Es wundert mich immer wieder aufs Neue, wenn behauptet wird, der Komet 67P/Tschurjumow-Gerasimenko sei so schwer auszusprechen. Gut, der Name ist etwas lang, aber schwer auszusprechen? Für einen Amerikaner vielleicht, aber die helfen sich mit ihrer typischen Infantilisierung und nennen ihn Tschurri-Gerry. Haben wir so was nötig? Ich finde, die Herren Tschurjumov und Gerasimenko, die nicht ohne Grund Namensgeber dieses Kometen sind, verdienen mehr Respekt. Sollte jedenfalls jemals ein Komet nach mir benannt werden (zugegeben, das ist äußerst unwahrscheinlich) verbitte ich es mir, das er Ferry genannt wird.

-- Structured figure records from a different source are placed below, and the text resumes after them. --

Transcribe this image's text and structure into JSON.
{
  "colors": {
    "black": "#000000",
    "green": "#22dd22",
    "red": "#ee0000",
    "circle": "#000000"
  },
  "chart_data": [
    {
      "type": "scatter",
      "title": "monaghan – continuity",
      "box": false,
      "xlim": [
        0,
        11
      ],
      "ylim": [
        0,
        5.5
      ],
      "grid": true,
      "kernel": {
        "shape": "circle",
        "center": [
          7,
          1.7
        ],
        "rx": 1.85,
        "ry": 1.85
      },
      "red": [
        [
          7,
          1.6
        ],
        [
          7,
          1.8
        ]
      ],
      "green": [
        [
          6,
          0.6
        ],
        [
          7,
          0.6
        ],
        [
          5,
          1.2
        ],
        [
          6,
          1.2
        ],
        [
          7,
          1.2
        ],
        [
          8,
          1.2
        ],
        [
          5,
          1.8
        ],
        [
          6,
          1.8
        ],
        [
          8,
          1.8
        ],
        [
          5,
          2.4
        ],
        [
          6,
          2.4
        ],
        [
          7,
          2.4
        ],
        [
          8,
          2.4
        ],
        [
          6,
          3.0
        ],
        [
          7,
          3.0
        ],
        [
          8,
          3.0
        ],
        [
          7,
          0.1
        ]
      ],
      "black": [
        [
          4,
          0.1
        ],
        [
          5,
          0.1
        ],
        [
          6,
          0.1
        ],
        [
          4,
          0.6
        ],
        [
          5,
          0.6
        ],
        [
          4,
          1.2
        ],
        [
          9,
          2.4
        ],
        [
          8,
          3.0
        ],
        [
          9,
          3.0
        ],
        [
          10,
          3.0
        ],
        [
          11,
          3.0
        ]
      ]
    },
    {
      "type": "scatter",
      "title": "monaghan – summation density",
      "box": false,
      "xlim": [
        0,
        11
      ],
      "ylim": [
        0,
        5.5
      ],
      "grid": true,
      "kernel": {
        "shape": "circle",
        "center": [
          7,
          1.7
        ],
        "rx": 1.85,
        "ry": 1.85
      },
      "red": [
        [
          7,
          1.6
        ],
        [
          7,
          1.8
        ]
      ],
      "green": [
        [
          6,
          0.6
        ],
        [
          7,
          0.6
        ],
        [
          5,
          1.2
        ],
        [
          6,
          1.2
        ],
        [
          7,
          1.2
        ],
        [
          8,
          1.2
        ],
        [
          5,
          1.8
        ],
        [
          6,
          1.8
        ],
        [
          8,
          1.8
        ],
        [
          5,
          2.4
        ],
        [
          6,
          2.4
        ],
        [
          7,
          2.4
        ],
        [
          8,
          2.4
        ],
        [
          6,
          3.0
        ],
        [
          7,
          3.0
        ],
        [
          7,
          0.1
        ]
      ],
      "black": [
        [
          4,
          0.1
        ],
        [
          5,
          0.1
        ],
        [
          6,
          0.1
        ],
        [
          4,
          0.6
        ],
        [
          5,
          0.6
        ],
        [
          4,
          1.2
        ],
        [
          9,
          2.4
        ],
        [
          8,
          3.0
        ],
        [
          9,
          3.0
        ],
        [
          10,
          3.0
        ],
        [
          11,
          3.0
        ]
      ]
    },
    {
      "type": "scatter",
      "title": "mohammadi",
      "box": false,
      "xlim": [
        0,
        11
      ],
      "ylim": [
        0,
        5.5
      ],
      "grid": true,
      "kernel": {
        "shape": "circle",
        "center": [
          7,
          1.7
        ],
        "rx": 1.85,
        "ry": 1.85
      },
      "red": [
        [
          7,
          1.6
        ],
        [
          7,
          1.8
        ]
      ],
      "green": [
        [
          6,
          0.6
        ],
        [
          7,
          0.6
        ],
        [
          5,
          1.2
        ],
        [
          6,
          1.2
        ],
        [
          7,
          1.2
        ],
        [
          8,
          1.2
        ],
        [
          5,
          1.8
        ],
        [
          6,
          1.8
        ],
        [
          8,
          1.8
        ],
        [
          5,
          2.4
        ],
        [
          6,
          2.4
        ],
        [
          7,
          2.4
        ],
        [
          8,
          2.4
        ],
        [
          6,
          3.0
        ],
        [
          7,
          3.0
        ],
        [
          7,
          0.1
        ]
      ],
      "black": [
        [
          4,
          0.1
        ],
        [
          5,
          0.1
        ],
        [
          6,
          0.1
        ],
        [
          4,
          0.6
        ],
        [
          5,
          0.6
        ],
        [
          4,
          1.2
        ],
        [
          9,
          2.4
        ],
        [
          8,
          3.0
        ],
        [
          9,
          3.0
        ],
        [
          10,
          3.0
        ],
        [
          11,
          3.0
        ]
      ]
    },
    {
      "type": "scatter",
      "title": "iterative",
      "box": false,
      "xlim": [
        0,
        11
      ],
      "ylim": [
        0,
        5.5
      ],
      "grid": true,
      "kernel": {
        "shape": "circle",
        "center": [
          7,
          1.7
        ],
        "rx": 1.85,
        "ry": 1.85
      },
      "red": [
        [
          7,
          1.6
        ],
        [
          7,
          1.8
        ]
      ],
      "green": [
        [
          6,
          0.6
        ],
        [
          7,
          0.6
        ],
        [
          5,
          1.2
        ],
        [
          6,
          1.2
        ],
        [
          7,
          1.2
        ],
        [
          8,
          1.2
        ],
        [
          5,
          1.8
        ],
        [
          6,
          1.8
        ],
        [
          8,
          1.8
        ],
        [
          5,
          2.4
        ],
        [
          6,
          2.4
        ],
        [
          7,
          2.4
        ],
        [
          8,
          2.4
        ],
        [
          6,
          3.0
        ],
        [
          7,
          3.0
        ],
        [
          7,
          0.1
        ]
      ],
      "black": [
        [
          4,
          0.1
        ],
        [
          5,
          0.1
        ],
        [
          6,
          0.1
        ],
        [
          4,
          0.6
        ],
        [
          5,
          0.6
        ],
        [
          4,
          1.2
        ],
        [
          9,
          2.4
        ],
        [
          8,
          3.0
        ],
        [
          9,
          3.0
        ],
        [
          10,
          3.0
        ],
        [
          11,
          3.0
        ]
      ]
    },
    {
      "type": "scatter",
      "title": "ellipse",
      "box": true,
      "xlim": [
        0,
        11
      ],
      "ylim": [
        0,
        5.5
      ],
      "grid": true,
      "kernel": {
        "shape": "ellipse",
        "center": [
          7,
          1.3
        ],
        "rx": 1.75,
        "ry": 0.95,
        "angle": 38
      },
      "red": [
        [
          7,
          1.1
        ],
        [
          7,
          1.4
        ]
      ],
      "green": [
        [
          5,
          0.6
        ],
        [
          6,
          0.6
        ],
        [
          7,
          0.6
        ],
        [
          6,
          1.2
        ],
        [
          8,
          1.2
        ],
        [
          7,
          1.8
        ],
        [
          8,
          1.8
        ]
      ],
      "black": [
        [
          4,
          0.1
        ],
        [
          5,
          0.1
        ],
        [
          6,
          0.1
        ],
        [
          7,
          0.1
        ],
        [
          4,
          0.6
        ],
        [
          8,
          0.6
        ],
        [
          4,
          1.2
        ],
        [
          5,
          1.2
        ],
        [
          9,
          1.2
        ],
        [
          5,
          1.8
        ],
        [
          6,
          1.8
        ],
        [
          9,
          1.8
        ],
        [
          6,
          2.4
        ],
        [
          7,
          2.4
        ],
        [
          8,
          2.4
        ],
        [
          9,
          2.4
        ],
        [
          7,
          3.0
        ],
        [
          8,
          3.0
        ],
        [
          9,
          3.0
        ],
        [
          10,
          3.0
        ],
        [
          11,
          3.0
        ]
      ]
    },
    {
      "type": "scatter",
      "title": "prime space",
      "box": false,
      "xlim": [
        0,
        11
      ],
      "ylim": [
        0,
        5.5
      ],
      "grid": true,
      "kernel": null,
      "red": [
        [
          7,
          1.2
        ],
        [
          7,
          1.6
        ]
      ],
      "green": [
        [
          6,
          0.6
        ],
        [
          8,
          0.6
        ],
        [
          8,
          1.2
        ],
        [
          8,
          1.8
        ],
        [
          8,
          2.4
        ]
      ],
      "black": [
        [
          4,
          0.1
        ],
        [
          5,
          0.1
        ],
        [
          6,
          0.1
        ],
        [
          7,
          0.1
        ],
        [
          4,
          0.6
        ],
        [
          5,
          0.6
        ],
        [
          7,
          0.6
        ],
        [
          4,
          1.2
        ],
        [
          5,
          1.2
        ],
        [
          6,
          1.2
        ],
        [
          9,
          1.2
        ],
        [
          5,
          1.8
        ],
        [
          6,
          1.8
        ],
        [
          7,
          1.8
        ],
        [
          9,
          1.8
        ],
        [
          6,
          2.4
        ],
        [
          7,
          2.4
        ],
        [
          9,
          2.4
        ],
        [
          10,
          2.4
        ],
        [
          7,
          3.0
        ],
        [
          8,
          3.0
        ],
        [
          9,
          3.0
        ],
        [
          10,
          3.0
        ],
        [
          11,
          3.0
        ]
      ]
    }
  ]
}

PS: Ich freue mich ebenfalls auf die Bilder und Daten!
@Ferrer: „Gut, der Name ist etwas lang, aber schwer auszusprechen? „
Nun ja, wenn man unvorbereitet auf das Wort „67P/Tschurjumow-Gerasimenko“ trifft muss man als normaler deutschsprechender wahrscheinlich schon ein bisschen länger bei der AUssprache nachdenken als wenn das Ding zum Beispiel „Susi“ heißen würde…
„verdienen mehr Respekt. „
Ich habe nicht das Gefühl, dass ich respektlos war.
@Ferrer:
Insbesondere verdient die Entdeckerin Swetlana Gerassimenko den Respekt, nicht „Herr Gerasimenko“ genannt zu werden.
@Hugo
Toucheeeeeeee (lol)
Also ich finde den Namen des Kometen nicht unaussprechlich.
Er tippt sich halt nur wie Stacheldraht!
@hugo: Touché in der Tat. Ups!
@Florian Freistetter: Ich wollte Sie nicht der Respektlosigkeit bezichtigen, nehmen Sie es mir bitte nicht übel. Ich habe den Eindruck, die Beschreibung „unaussprechlich“ hat sich verselbstständigt. Ich habe sie bereits dutzendfach gelesen, auf mehreren Sprachen. Ich halte die Beschreibung immer noch für falsch.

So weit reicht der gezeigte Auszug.